Читаем Силоам полностью

Решительно, Симон никогда не слышал таких речей. Помимо воли, рвение оратора начинало его захватывать. Он думал, что до сегодняшнего дня по-настоящему не «выставлял свою жизнь» против чего бы то ни было. И мог бы годами жить той жизнью, какой жил до сих пор, стать доктором, преподавать в Высших школах, ни разу не получив приглашения поставить жизнь против чего-то, никогда не познакомившись с Пондоржем… Голос его товарища вдруг стал более серьезным, более доверительным.

Именно поэтому, смотрите: есть такие вещи, как брак, которые для посредственностей — забор, а для остальных трамплин. Дорогой друг, — сказал он почти шутливым тоном, подходя поближе, — я это почувствовал, когда перестал быть холостяком… Но при любом раскладе, поверьте мне, главное — занять позицию. До того вы — отрицательный.

Теперь Симон разглядывал его с большим любопытством. Пондорж перестал говорить нерешительно, отрывисто. Теперь он шел напрямик, пугал своей ясностью, и Симон чуть было не подумал, не разговаривает ли он со святым.
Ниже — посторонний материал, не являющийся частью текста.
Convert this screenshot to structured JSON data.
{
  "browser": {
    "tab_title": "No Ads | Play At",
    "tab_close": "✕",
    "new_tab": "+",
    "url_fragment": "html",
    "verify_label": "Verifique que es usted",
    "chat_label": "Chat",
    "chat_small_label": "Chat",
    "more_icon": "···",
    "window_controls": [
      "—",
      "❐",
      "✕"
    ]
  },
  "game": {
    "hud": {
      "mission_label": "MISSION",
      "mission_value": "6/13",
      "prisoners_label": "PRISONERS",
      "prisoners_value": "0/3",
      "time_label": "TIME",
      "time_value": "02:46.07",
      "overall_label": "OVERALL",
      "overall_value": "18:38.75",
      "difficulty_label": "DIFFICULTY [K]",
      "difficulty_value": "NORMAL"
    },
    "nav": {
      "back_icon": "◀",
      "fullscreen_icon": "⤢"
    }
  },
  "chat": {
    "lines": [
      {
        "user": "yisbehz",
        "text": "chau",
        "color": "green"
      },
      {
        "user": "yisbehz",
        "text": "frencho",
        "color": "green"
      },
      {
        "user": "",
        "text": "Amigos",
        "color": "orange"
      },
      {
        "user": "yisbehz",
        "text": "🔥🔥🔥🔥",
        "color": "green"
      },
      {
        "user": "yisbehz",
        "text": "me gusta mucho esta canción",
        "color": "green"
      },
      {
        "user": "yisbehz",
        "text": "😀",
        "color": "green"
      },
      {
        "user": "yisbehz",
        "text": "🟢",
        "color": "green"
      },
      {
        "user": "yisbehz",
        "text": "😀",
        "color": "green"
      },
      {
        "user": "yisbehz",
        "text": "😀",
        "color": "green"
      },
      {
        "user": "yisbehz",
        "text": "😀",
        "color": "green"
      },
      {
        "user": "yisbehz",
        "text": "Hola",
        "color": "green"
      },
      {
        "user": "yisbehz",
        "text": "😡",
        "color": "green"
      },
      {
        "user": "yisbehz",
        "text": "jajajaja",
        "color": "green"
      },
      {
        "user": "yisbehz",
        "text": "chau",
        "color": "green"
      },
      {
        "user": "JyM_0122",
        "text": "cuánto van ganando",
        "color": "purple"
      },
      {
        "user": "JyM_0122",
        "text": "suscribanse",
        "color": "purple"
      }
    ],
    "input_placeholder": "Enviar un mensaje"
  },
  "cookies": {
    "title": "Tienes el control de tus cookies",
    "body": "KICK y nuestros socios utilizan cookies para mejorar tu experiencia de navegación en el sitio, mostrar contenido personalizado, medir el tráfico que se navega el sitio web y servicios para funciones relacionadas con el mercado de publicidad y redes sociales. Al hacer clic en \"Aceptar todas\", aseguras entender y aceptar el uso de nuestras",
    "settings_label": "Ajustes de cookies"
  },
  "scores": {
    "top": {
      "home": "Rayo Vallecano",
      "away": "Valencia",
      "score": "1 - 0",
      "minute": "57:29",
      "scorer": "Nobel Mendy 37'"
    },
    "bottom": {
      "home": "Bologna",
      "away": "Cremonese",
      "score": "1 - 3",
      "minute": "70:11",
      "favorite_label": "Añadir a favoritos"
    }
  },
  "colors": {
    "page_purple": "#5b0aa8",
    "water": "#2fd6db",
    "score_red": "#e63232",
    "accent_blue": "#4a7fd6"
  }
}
Наступило молчание. Но лед был сломан, и Пондорж вел себя с Симоном так, как со старым знакомым. Он жаловался, что ему нечего читать. В библиотеке в изобилии были только романы. Ему нужно было другое; ему, Пондоржу, требовались серьезные вещи. Не мог ли Симон дать ему почитать какую-нибудь книгу?..

— Знаете, — оправдывался он, — я не ученый… В четырнадцать лет я продавал газеты, в восемнадцать — торговал огнетушителями; в двадцать — был курьером в страховой компании… Вы знаете Тринитэ в Париже? Представляете себе улицу Сен-Лазар?..
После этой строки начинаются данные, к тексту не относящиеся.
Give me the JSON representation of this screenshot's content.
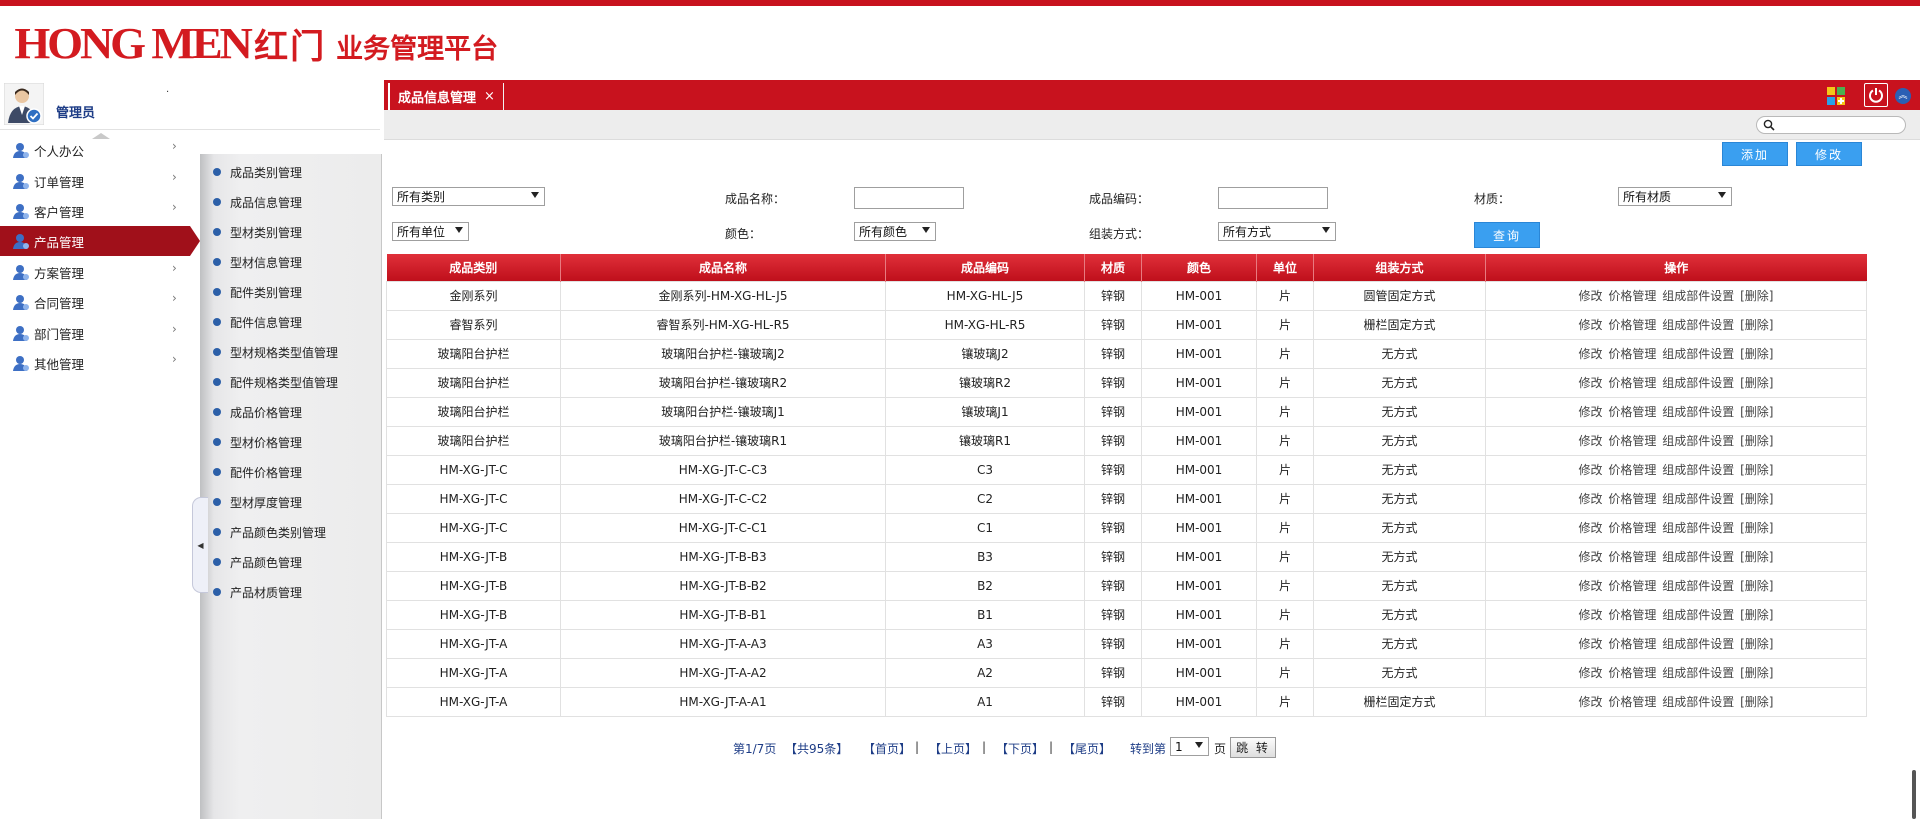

Пондорж, уже не умолкая, принялся рассказывать о том, как начинал. Он болтал обо всем этом, шутя, и, слушая его, Симон видел, как перед ним встает простое, трогательное человечество, состоящее из мелких служащих, возвращающихся домой в семь, почти ничего не зарабатывающих, перебивающихся со дня на день, живущих в «меблирашках»: такова была жизнь многих людей, один из которых стоял сейчас перед ним: и он вдруг понял, что любит Пондоржа. А потом в рассказах Пондоржа часто говорилось о «приятелях». Он все время говорил о своих «приятелях». Слушая его, создавалось впечатление, что для него быть чьим-то «приятелем» было настоящей профессией.
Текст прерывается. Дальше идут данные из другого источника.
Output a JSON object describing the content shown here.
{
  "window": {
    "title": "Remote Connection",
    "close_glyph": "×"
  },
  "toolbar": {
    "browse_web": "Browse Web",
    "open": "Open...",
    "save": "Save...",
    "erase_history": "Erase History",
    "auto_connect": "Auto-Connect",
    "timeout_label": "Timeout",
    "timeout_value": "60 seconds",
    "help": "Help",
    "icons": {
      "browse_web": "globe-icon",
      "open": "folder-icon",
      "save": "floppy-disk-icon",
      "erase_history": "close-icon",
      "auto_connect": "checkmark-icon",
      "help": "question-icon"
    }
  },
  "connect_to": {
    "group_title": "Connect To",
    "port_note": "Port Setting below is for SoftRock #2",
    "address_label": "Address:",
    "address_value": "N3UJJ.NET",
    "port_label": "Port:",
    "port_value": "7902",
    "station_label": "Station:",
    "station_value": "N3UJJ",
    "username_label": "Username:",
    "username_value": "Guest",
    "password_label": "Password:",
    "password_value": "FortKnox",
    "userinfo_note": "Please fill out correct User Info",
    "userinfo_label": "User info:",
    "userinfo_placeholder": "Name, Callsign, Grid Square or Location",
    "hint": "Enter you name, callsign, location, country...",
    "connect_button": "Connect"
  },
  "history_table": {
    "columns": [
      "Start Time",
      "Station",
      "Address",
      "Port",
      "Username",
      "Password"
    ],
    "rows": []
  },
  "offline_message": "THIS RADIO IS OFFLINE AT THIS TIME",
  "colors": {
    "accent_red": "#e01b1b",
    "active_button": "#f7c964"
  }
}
— Надоел я вам своими россказнями, а? Я, знаете, красно говорить не могу. Не то чтобы мне не нравилась время от времени хорошо сделанная фраза, нет, просто у нас нет времени. Но это не мешает любить красивые вещи, правда?.. Вот, есть книжонка, которую я бы хотел вам показать. Я там нашел фразу, которая мне в свое время все нутро перевернула, я о ней часто думал, как сюда попал. Потому что, знаете, жить здесь… Видите ли, в жизни моей я наделал ошибок, которые осознал только сейчас. Есть много таких вещей, которые понимаешь, только удалившись от них, а?.. Не надо думать… Нет!.. Я часто думал, когда потел под простынями ночами и температура у меня была больше сорока, я часто думал… Да! О чем бишь я?..

У него был озабоченный вид. Отступление его сбило.

— Иногда память прямо отшибает!..

Симон напомнил ему, о чем шла речь.

— Да! Я часто думал, с того времени, ах! Я хотел бы вам сказать это как следует, чтобы не слишком испортить… Да, вот!.. Видите ли, когда я думаю о восхождении, которое совершаешь, чтобы попасть сюда, по этой петляющей дороге, по которой вы должны были ехать, как мы все, и которая кажется бесконечной, я часто сравниваю это восхождение с подъемом к высшим пределам, который нам предстоит совершить, где прежняя жизнь покажется нам похожей на эти склоны, простирающиеся там, под солнцем, которые можно расшифровать, как письмена, и по которым можно читать лучше, чем по картам!

Фраза рождалась в муках. Симон следил за ее развитием с некоторой тревогой, но она, наконец, упала, спустилась на землю, доставив Симону ощущение красоты, заставившее его посмотреть на Пондоржа с удивлением.

— Была, значит, книжонка, — продолжал Пондорж, вернувшись к своей теме. — Но у меня ее больше нет. Я тогда был в больнице. Со мной был один тип, который мне очень нравился. Ах! Хороший он был приятель… Он читал книгу, немного похожую на требник… Я помню… Он говорил, что она неполная, но какая разница? Слова, что в ней были, все-таки можно было читать… Так вот, в этой книге была одна фраза, которую он мне однажды прочитал, и она у меня застряла здесь, вот… Вот послушайте эту фразу, в ней все сказано! Постойте!.. Бумаги… Я вам ее напишу…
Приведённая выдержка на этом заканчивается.